Oral Presentation Australian & New Zealand Obesity Society 2014 Annual Scientific Meeting

O-1602 reduces plasma concentrations of leptin and ghrelin but increases AST, in diet-induced obese rats (#70)

Anna C Simcocks 1 , Kayte Jenkin 1 , Lannie O'Keefe 1 , Michael L Mathai 1 , Deanne H Hryciw 2 , Andrew J McAinch 1
  1. Centre for Chronic Disease Prevention and Management, College of Health and Biomedicine, Victoria University, Melbourne, Vic
  2. Department of Physiology, The University of Melbourne, Parkville, Vic, Australia

Introduction:
GPR55 is a putative endocannabinoid receptor, which has an affinity for the endogenous cannabinoid ligands anandamide and 2-arachidonyl glycerol, which increases appetite and reduce energy expenditure.
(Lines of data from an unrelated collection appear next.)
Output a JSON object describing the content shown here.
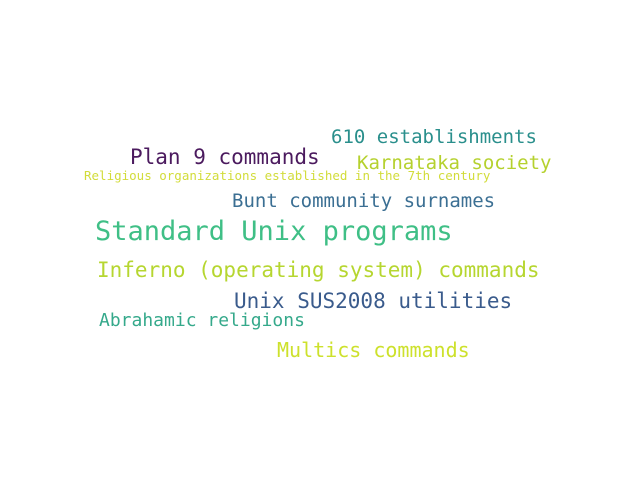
{
  "words": [
    {
      "text": "610 establishments",
      "color": "#2a8f8c"
    },
    {
      "text": "Plan 9 commands",
      "color": "#4b1a5e"
    },
    {
      "text": "Karnataka society",
      "color": "#b5d12e"
    },
    {
      "text": "Religious organizations established in the 7th century",
      "color": "#d2dc3a"
    },
    {
      "text": "Bunt community surnames",
      "color": "#3b6f93"
    },
    {
      "text": "Standard Unix programs",
      "color": "#3fbf86"
    },
    {
      "text": "Inferno (operating system) commands",
      "color": "#b6d630"
    },
    {
      "text": "Unix SUS2008 utilities",
      "color": "#3a5b8c"
    },
    {
      "text": "Abrahamic religions",
      "color": "#35a98b"
    },
    {
      "text": "Multics commands",
      "color": "#cde12c"
    }
  ]
}
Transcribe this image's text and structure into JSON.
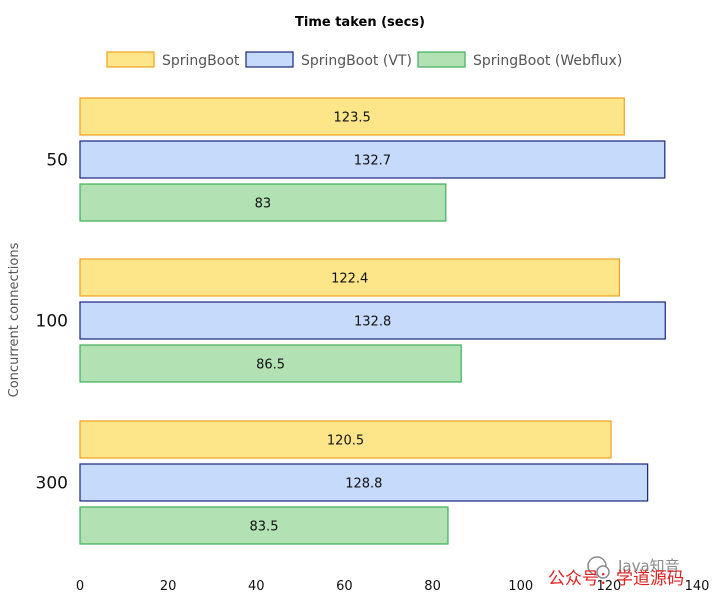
{
  "chart_data": {
    "type": "bar",
    "orientation": "horizontal",
    "title": "Time taken (secs)",
    "ylabel": "Concurrent connections",
    "xlabel": "",
    "categories": [
      "50",
      "100",
      "300"
    ],
    "series": [
      {
        "name": "SpringBoot",
        "values": [
          123.5,
          122.4,
          120.5
        ],
        "fill": "#fde68a",
        "stroke": "#f0a020"
      },
      {
        "name": "SpringBoot (VT)",
        "values": [
          132.7,
          132.8,
          128.8
        ],
        "fill": "#c6dafc",
        "stroke": "#1a237e"
      },
      {
        "name": "SpringBoot (Webflux)",
        "values": [
          83,
          86.5,
          83.5
        ],
        "fill": "#b2e2b4",
        "stroke": "#3fae5a"
      }
    ],
    "xlim": [
      0,
      140
    ],
    "x_ticks": [
      0,
      20,
      40,
      60,
      80,
      100,
      120,
      140
    ],
    "grid": false,
    "legend_position": "top"
  },
  "watermark": {
    "line1": "Java知音",
    "line2": "公众号：学道源码"
  }
}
O-1602 is an agonist for GPR55/GPR18. There is limited research looking at chronic administration of O-1602 in vivo.
Aim:
To determine the effect of O-1602 on plasma concentration of hormones involved in appetite and glucose regulation, as well as liver function.
Method:
Male Sprague Dawley rats were fed a high fat diet (21% fat) for 9 weeks to induce an obese state, and then administered daily via intraperitoneal (ip) injection for 6 weeks with either 5mg/kg of O-1602 or vehicle, following which rats were anaesthetised and blood was collected via cardiac puncture, into EDTA sample tubes and plasma was stored at -80oC until analysis.
Plasma levels of leptin, ghrelin, GLP-1 and glucagon were analysed using a Bioplex multi-analyte Diabetes Kit. Plasma AST, ALT, GGT and albumin were analysed using a commercially available kit.
Results/ Conclusion:
Treatment of obese rats for 6 weeks with O-1602, decreased body fat and increased lean tissue mass (%). Food consumption decreased in the first week of the treatment period. There was no difference in body weight, glucose tolerance or the fibrotic marker, collagen, in the liver and heart of O-1602 treated rats compared to obese control.
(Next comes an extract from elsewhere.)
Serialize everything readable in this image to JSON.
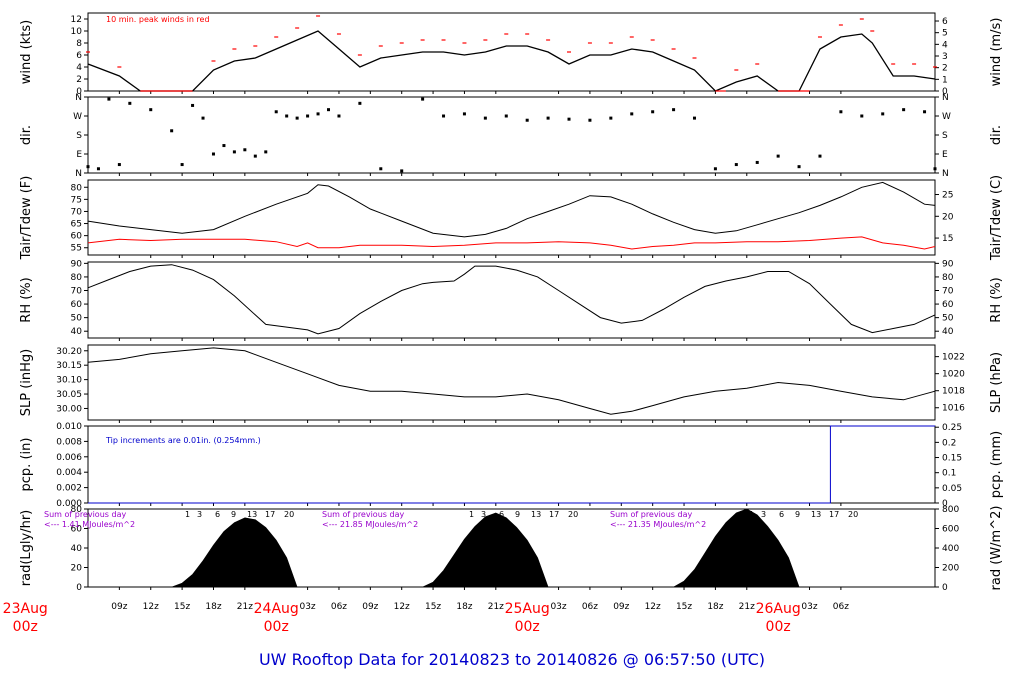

In addition to a reduction in body fat and food consumption, O-1602 decreased plasma leptin and ghrelin but did not alter GLP-1 or glucagon. This data suggests that O-1602 has a role in regulating adipose storage and appetite. For liver function, AST concentrations were significantly increased in O-1602 treated rats, whereas ALT, GGT and albumin were not altered. Thus this data suggests that despite the weight loss associated with O-1602, further investigation is warranted to determine the whole body effect of treatment with this drug.
Acknowledgements:
Research supported by the Allen Foundation. ACS was supported by Australian Rotary Health Scholarship.